Фокина сменил Петипа, коему Андрис Лиепа приписал и ивановское «белое адажио» из «Лебединого озера», и дуэт из «Жизели» Жюля Перро, и па-де-де Медоры с Рабом из «Корсара», сочиненное уже после смерти классика (и то сказать, к чему публике запоминать лишние имена?). Советский период был представлен дуэтом Ромео и Джульетты в постановке Леонида Лавровского из Мариинского театра, причем Джульетту чрезвычайно целомудренно и трепетно станцевала японка Мей Нагахиса, а Ромео — англичанин Ксандер Париш, невысоко прыгавший, зато улыбавшийся по-западному лучезарно. Узбеки Ширин Хасанова и Тимур Юнусов несколько испуганно отработали номер «Настроение» белорусского классика Валентина Елизарьева (с которым когда-то Лиепа и Ананиашвили взяли «золото» в американском Джексоне); но в этих, словно топором вырубленных, поддержках, переходах и турлянах с партнершей, зажатой между ног, не нашлось не только настроения, но и логики.
Крепконогая заматеревшая Анжелина Воронцова из Михайловского театра сделала свою размашистую Одиллию похожей на капризную приму, третирующую своего агента, но невозмутимый улыбчивый агент Зигфрид (Никита Четвериков) оставался неизменно корректным, да и своим танцем с демонстративно чистыми концовками туров подчеркнул разницу в их с партнершей интерпретации классики. С тем же академизмом, но куда более страстно исполнили свои вариации Солор (Владимир Шкляров из Мариинского) и Альберт (Артемий Беляков из Большого). Жизель — прима Большого Евгения Образцова, выпестованная Академией Вагановой,— тоже танцевала воспитанно и музыкально, так что по сумме баллов в соревновании «классиков» победил Петербург.

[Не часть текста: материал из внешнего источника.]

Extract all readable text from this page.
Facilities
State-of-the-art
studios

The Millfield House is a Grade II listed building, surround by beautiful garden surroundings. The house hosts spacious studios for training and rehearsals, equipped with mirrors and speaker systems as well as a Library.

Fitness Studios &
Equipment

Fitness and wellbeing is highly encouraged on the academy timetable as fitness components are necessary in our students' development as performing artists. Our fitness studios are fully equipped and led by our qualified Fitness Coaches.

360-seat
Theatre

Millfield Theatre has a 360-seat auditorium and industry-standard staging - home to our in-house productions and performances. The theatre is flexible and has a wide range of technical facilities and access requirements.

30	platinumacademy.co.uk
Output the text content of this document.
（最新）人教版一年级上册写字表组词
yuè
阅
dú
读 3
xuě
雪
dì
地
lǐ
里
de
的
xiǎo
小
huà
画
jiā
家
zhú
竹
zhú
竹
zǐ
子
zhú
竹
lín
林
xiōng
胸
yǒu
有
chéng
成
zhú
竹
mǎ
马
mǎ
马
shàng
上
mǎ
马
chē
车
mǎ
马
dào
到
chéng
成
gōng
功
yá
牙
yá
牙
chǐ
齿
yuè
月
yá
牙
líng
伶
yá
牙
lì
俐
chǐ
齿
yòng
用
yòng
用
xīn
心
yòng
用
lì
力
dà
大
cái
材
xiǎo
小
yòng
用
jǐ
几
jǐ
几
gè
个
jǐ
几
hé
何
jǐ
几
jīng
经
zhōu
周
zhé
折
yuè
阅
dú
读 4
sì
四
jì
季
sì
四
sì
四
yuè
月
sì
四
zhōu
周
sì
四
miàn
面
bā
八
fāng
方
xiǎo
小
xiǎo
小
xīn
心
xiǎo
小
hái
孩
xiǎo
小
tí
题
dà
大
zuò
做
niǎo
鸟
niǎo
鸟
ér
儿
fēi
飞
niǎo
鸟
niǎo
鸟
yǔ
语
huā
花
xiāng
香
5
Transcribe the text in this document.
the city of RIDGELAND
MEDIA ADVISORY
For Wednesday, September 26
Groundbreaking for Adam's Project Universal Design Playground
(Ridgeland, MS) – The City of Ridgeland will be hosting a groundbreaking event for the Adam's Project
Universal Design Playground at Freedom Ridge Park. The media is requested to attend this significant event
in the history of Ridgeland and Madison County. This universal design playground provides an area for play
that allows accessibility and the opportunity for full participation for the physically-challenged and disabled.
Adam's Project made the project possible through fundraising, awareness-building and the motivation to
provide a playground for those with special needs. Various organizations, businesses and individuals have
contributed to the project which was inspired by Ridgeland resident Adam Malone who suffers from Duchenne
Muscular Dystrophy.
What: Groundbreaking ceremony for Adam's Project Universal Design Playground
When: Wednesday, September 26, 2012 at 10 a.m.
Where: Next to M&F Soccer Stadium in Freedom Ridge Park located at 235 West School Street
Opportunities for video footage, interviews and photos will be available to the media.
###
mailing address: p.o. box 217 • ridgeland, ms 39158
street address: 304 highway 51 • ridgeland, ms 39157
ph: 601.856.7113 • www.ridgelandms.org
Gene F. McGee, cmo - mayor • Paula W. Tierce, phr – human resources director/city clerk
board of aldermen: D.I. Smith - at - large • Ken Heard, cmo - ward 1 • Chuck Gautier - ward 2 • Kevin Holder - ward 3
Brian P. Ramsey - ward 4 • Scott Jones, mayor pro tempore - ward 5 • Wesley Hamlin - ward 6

Академические па-де-де публика принимала близко к сердцу, порываясь хлопать в такт при каждом удобном случае — на больших прыжках Зигфрида, на релеве Медоры, на фуэте Одиллии. Тамада-Лиепа поощрял аплодисменты отеческими возгласами: «Выходите кланяться, ребятки, мы вас не отпустим!» и «Может, еще раз их позовем?» К финалу, как и положено на вечеринке, концерт пошел вразнос: балет Театра Сац в сияющих люрексом костюмах как бы Рериха станцевал «Половецкие пляски» как бы Фокина, превратив эту легенду «Русских сезонов» в наспех сляпанный трэш. Публика ликовала. Похоже, отныне такие «теплые» вечера, погружающие зрителей в безмятежное застойное болото, станут основной культурной пищей россиян. Разве что знаменитых иностранцев вроде Барышникова, дружбой с которыми козырял юбиляр, из конферанса придется исключить.